By its very nature as a disaster movie, The Tunnel is unable – and very probably unwilling – to avoid the over-familiar cliches of the genre. Many characters are little more than thumbnails, quickly disposed of as we focus on Elisa as she steps up to the plate to try and find a way out of the tunnel, a couple of young kids separated from their parents and trapped in the chaos and, of course, Elisa’s dad as he discovers that his daughter is trapped in the tunnel. With conditions deteriorating fast and preventing the rescue services from mounting a full-scale rescue mission, Stein takes his life into his own hands and plunges into the carnage to find his daughter and anyone else who may be fighting for survival in the hellish inferno.
Watching The Tunnel is a bit like meeting up with an old friend in an unfamiliar environment. The story is predictable, the character beats are ones we know by heart, and there’s very little new here for lovers of the disaster movie genre.
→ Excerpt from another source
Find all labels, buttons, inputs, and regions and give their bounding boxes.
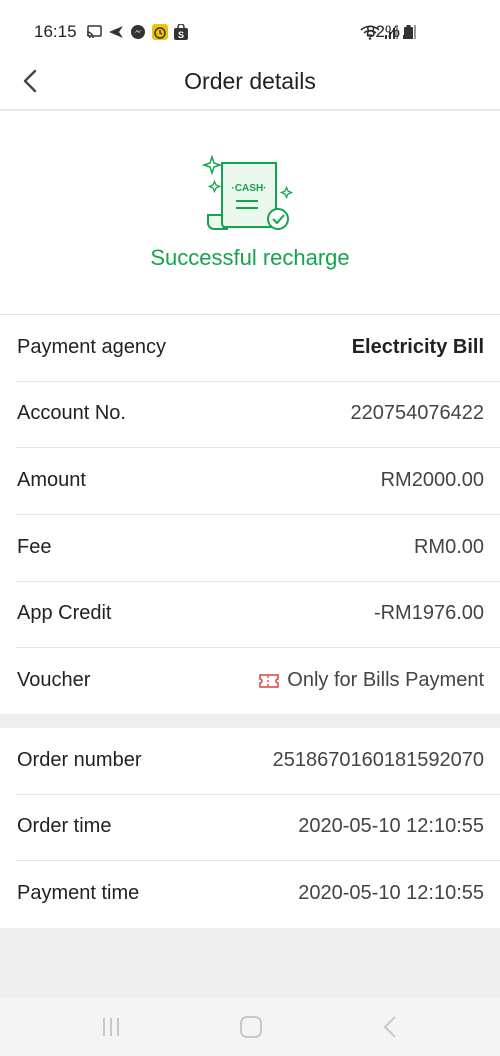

But the bitingly cold and challenging Norwegian setting refreshes the formula and the focus isn’t entirely on the spectacle; once the tanker explodes we’re left staggering blindly through the smoke in a claustrophobic tunnel and it’s a genuinely stifling and uncomfortable visual experience pretty much guaranteed to leave the viewer feeling hot under the collar. The Tunnel ticks all the disaster movie boxes without even attempting to reinvent the genre and there’s absolute nothing wrong with that and no reason at all why it should even try.
The Tunnel is available now on digital platforms.